On Thursday I checked out a copy of The Second Life of Art, a selection of essays by Eugenio Montale, from the Doherty Library at the University of St. Thomas, here in Houston. I’ve read it several times and always find it useful as a supplement to Montale’s principle work, his poetry. What a pleasure watching a great artist work outside his customary bailiwick – imagine Glenn Gould playing the harmonica. I really should buy a copy, and have resolved to do so given what happened that evening.
I took the book from my nightstand and laid on the bed, preparing to browse, when something fell out of the volume onto my chest. It was brown and shiny, the size of an arrowhead, and for some reason I thought of amber – that wondrous fossilized resin that turns hapless insects into works of art. I got the insect part correct: It was a flattened, desiccated cockroach, virtually intact, with legs and antennae in place. I’m not squeamish but my wife is sickened by roaches, so I ran to the bathroom, flushed it away and didn’t tell her about it.
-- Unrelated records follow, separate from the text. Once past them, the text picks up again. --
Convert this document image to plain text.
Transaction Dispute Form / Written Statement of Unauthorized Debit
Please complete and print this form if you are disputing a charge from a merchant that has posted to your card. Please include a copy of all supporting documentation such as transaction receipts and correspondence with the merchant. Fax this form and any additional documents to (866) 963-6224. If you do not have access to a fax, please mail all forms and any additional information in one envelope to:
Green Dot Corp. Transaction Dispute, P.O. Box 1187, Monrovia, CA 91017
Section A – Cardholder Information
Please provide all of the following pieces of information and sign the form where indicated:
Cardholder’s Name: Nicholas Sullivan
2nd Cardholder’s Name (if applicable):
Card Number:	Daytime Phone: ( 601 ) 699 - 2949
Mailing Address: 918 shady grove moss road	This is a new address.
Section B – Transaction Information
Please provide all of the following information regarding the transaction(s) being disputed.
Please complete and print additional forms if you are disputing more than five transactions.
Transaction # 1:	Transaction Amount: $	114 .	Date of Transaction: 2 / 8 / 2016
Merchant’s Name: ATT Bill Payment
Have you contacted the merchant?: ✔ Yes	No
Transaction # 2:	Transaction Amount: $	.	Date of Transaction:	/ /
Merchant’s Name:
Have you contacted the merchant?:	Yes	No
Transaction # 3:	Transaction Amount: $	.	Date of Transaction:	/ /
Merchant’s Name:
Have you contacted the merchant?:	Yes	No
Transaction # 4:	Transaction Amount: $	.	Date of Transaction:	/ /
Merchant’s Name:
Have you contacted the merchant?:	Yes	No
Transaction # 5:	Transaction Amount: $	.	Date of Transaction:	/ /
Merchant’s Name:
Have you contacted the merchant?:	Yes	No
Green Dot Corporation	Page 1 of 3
The roach hadn’t bored or burrowed, weevil- or termite-fashion, into the book. Clearly, an earlier reader had slammed the cover shut and left the roach as a bookmark between pages 168 and 169. I know this because of the reddish-yellow stains and scab-like bits of roach-matter left at the middle of each page. That marks the midway point of Montale’s “Chinese Poems 1753 B.C.-1278 A.D.,” first published in 1943 as the introduction to an anthology of Chinese poetry. I see no mention of roaches or other insects in the text, though just below two bits of roach-matter arranged on page 169 like a colon (the mark of punctuation, I mean), I find this phrase: “…these poems of nearly two thousand years leave us with a sensation in which admiration verges on dizziness or seasickness.” This precisely describes my own inordinate admiration for Montale’s poetry.
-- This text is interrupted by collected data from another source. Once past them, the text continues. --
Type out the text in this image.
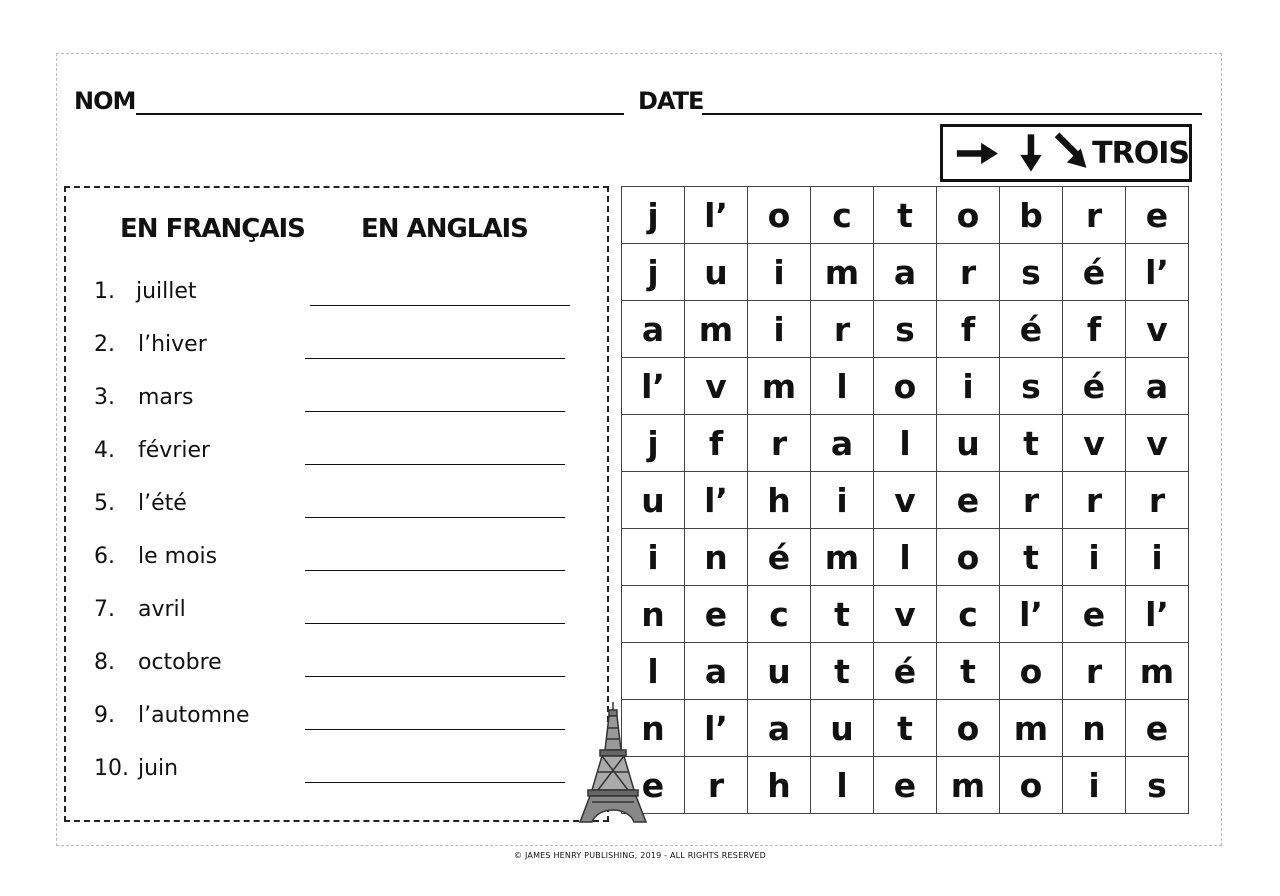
NOM	DATE
TROIS
EN FRANÇAIS EN ANGLAIS
1. juillet
2. l’hiver
3. mars
4. février
5. l’été
6. le mois
7. avril
8. octobre
9. l’automne
10. juin
j	l’	o	c	t	o	b	r	e
j	u	i	m	a	r	s	é	l’
a	m	i	r	s	f	é	f	v
l’	v	m	l	o	i	s	é	a
j	f	r	a	l	u	t	v	v
u	l’	h	i	v	e	r	r	r
i	n	é	m	l	o	t	i	i
n	e	c	t	v	c	l’	e	l’
l	a	u	t	é	t	o	r	m
n	l’	a	u	t	o	m	n	e
e	r	h	l	e	m	o	i	s
© JAMES HENRY PUBLISHING, 2019 - ALL RIGHTS RESERVED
To my knowledge, there is no Montale concordance, at least in English, but I skimmed all the translations I have – Galassi, Arrowsmith, Harry Thomas’ Montale in English – and found no mention of roaches. However, in 1966, Montale published a poignant elegy, “Xenia I,” to his wife, Drusilla Tanzi, who had died three years earlier. She had the unflattering nickname of Mosca, meaning “fly” (Linnaeus himself named the house fly Musca domestica). Here’s a link to the entire poem, as translated by William Arrowsmith and published in Agni, but let me cite some relevant lines. Here are the first two sections of the 14-section poem:
“Dear little insect
nicknamed Mosca, who knows why,
this evening, when it was nearly dark,
while I was reading Deutero-Isaiah,
you reappeared at my side,
but without your glasses
you couldn’t see me,
and in the blur, without their glitter,
I didn’t know who you were.
Minus glasses and antennae,
poor insect, wingèd
only in imagination,
a beaten-up Bible and none
too plausible either, black night,
a flash of lightning, thunder, and then
not even the storm. Could it be
you left so soon, and without
a word? But it’s crazy, my thinking
you still had lips.”
I’ve seen pictures of Mosca, and her small face and head, and oversized, goggle-like glasses give her a house fly-like appearance. Still, to be named for an insect that moves from dung to birthday cake without blinking its many-lensed eyes cannot have been a comfort. Nor do I know if Montale gave her the nickname or if it came with her, grandfathered in, as it were. Montale’s poem suggests that their relationship (they met in the 1930s but didn’t marry until 1958, after Mosca’s husband died) was complicated and unconventional. Mosca seems to have served as both Muse and anti-Muse. Here’s the concluding section of “Xenia I”:
“They say my poetry is one of non-belonging.
But if it was yours, it was someone’s:
it was yours who are no longer form, but essence.
They say that poetry at its peak
glorifies the All in flight,
they say the tortoise
is no swifter than lightning.
You alone knew
that motion and stasis are one,
that the void is fullness and the clear sky
cloud at its airiest. So your long journey
imprisoned by bandages and casts,
makes better sense to me.
Still, knowing we’re a single thing,
whether one or two, gives me no peace.”
I found passing references to crickets in other Montale poems (“After a Flight,” “Thrust and Riposte”), and ants show up in the latter, but while Montale often used images drawn from nature, especially birds, he largely ignored the order Insecta. Why would a patron of the library at a Catholic university flatten a cockroach in a volume by Montale, then return it with the corpse in situ? To have chosen Montale implies some degree of taste and cosmopolitan literacy. Could this have been a Dada-inspired act of literary criticism, like the time some idiot took a sledge hammer to the Pieta?